History Of Forex Day Trading

Going back in the history of forex day trading, earlier the most important trades took place on the New York Stock Exchange. To make the trade, an investor would contact a stockbroker. The stockbroker would relay the order to a specialist on the floor of the NYSE, who would make the actual trade matching the purchaser with another broker's seller. Brokerage commissions were usually fixed at 1% of the amount of the trade.

One of the first steps to make day trading potentially profitable, as seen in the history of forex day trading online, was the change in the commission scheme. The United States Securities and Exchange Commission (SEC) , in 1975, made the broker commission rates illegal. This gave rise to discount brokers who offered much reduced commission rates.

During the early times as reflected in the forex day trading history, the financial settlement periods used to be much longer. The trades could take place for up to 10 working days after it was placed in the hope for a rise in the price. But today, the scene is totally different. Reducing the time period reduces the market risk and also the likelihood of default.

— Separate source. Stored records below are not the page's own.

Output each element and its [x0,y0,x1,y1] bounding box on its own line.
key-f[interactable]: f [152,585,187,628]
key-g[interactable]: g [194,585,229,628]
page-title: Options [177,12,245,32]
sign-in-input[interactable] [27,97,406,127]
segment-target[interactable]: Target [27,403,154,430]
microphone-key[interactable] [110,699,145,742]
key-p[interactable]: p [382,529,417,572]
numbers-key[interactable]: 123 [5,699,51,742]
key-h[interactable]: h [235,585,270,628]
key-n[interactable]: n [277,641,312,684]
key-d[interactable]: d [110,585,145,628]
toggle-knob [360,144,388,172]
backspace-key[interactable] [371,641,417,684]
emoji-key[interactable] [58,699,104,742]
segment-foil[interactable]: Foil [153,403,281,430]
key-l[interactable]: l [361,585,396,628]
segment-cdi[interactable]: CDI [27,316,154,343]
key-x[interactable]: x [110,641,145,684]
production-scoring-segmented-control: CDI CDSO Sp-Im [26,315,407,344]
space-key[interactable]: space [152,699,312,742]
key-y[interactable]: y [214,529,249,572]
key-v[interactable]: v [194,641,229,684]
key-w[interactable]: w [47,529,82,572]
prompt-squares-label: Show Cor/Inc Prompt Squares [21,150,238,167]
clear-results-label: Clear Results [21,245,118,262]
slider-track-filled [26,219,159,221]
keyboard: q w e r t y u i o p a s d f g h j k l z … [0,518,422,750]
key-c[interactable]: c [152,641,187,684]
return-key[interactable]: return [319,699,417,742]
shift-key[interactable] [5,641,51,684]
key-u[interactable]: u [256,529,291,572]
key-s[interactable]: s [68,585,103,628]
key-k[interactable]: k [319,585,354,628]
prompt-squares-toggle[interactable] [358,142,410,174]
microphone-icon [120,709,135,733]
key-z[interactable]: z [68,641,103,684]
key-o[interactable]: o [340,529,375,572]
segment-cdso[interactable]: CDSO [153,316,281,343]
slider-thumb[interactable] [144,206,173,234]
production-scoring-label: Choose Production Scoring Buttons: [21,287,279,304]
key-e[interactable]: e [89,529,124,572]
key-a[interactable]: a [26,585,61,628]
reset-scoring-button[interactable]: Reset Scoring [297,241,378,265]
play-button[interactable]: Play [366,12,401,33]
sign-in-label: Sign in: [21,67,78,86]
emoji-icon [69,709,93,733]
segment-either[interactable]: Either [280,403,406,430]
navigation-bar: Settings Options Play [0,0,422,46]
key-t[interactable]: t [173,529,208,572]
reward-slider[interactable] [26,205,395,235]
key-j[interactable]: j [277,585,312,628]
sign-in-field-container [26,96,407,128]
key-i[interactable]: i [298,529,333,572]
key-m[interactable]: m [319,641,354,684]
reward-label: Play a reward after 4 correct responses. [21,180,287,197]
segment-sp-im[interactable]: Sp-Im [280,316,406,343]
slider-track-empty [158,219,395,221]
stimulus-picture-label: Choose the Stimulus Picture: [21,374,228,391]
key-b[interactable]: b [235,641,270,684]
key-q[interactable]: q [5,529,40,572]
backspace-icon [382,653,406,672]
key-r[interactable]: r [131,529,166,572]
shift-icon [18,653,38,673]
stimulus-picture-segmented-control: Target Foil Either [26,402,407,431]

The second half of the twentieth century has seen an evolvement in the way the trades are made. Large proprietary computer networks, with the advent of Electronic Communication Networks (ECNs) have changed the face of forex day trading for ever. During the early times in the history of forex day trading, ECNs such as Instinet were very unfriendly to small investors. They often gave large financial institutions better prices and often were the cause of fragmented and illiquid market.

The founding of NASDAQ in 1971 was another important step in the history of forex day trading online. Computerized trading and registration required extensive changes to legislation and the necessity to develop the necessary technology.

The existing ECNs began offering their services to small investors. New brokerage firms specialized in serving online traders who wanted to trade on the ECNs. This combination of factors has made forex day trading possible for potential profits. An individual or small firm can make a large number of trades during a single day, and at low commission rates. Allowing an individual to make near-instantaneous trades and get favorable pricing is what is lucrative about the forex day trading. The liquidity and small spreads help the trader to cover his commission costs and show a profit.

Another hallmark in the forex day trading history was the coincidence of the individuals to day trade with the extreme bull market in technological issues from 1997 to early 2000. Also known as the Dot-com bubble, many new investors with little market experience made huge profits at forex day trading.

Another factor that added to the day-trading frenzy were the enormous profits made by the highly-experienced professional traders able to exploit the arbitrage opportunity created by SOES. In March, 2000, when this Dot-com bubble burst, and a large number of naïve forex day traders began to lose money faster than they had made during the buying frenzy and many of them went broke.

Today, forex day trading requires access to some of the most complex financial services and instruments in the market. Although it is still an issue much debated upon, no one can deny its prevalence.